La détection des anomalies de volume nécessite des lignes de base historiques par interface et par plage horaire. Elle est plus complexe à configurer qu’une alerte sur le nombre d’erreurs, ce qui explique pourquoi la plupart des dispositifs de monitoring l’ignorent. C’est pourtant ce qui permet de détecter les défaillances silencieuses ayant le plus fort impact métier.
Monitoring IDoc : aller au-delà des codes statut
Les codes statut qui méritent une attention immédiate
Les IDocs dans SAP disposent de plus de 70 codes statut couvrant chaque étape du traitement sortant et entrant. La plupart sont informatifs. Une partie d’entre eux représente des états qui exigent une attention immédiate en production. Le tableau ci-dessous couvre ceux qui ont la plus forte pertinence opérationnelle.
Huit codes statut concentrent la grande majorité des incidents IDoc à surveiller. Parmi les états d’erreur, le statut 51, erreur de posting, est le plus fréquent en production : l’IDoc a atteint l’étape de traitement entrant mais n’a pas réussi à créer le document SAP. Les causes racines vont des données de base manquantes aux problèmes d’autorisation, en passant par une configuration incorrecte du type de message. Le statut 51 nécessite presque toujours l’intervention d’un utilisateur métier ou d’un consultant fonctionnel, pas seulement d’une équipe Basis. Le diriger vers une boîte générique Basis ajoute des heures au temps de résolution.
Les statuts 25, traitement échoué, et 26, erreur de contrôle syntaxique, indiquent des problèmes côté émetteur ou mapping. Le statut 25 pointe souvent vers le sous-système EDI ou le programme ABAP sortant. Le statut 26 signifie que l’IDoc a été généré avec une erreur structurelle, ce qui relève d’un problème de code ou de configuration côté émetteur.
Deux états intermédiaires méritent une attention particulière, même s’ils ne sont pas des codes d’erreur. Les statuts 02 et 12, envoyés au sous-système EDI ou variante ALE, signifient que l’IDoc a été transmis à la couche de traitement suivante. Techniquement, ce n’est pas une erreur. Mais un IDoc qui reste en statut 02 pendant quatre heures en pleine journée ouvrée est anormal sur le plan opérationnel. Ajouter des alertes basées sur l’âge de ces statuts, et pas seulement sur les erreurs, est l’une des configurations les plus utiles à mettre en place, tout en étant l’une des moins fréquemment implémentées.

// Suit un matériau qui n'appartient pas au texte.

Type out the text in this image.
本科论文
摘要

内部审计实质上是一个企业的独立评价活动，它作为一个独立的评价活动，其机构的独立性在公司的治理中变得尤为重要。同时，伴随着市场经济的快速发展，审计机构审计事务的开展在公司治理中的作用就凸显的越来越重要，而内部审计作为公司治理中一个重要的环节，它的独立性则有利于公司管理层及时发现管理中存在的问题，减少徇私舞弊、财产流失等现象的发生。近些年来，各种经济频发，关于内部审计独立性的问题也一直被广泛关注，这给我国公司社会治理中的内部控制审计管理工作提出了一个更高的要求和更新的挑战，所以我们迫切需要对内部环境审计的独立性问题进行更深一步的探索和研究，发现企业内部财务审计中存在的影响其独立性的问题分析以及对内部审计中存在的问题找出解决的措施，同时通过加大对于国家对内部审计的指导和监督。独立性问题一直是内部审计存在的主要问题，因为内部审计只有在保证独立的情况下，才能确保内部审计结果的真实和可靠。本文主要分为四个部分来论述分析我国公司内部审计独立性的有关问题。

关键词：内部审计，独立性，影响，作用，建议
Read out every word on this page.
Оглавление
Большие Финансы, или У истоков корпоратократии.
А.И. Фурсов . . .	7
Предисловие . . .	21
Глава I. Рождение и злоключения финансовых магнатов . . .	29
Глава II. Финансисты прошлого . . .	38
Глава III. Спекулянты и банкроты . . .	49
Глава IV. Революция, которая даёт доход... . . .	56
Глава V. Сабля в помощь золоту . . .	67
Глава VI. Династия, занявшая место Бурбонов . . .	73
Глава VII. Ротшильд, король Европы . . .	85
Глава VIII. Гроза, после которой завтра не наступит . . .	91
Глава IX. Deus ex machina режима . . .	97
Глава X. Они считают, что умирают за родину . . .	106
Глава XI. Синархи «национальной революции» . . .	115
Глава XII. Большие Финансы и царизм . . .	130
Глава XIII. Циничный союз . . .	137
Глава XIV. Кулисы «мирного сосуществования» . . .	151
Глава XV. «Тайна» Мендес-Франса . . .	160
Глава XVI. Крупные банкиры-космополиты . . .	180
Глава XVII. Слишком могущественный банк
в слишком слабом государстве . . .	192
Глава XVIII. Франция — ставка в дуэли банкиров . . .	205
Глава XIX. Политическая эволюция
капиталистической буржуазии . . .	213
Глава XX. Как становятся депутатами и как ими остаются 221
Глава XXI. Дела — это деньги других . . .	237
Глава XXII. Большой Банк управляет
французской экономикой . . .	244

Le statut 64, prêt à être transmis à l’application, correspond à l’état de file d’attente entrant. Quelques éléments à un instant donné sont normaux. Un backlog qui augmente ne l’est pas. Il faut surveiller le nombre d’IDocs en statut 64 sur une fenêtre de 15 minutes. S’il augmente au lieu de se résorber, la capacité de traitement entrant ne suit plus, et la cause amont mérite d’être identifiée avant que le backlog ne devienne assez important pour affecter les échéances métier.
IDocs bloqués en traitement : la file qui grossit sans aucune alarme
Le statut 64 représente les IDocs entrants qui ont été reçus et mis en file d’attente pour un posting applicatif, en attente d’un processus disponible. En charge normale, cette file se vide rapidement. Quelques éléments en statut 64 à un instant donné sont attendus. Un backlog croissant en statut 64 ne l’est pas.
Ce backlog augmente lorsque la capacité de traitement entrant ne suit pas le volume entrant. Cela se produit lorsque les background work processes affectés au traitement IDoc entrant sont occupés par d’autres jobs, lorsque le programme de traitement entrant lui-même ralentit à cause d’une régression de performance, ou lorsqu’un IDoc précédent dans la même séquence de traitement est bloqué et empêche les suivants d’avancer.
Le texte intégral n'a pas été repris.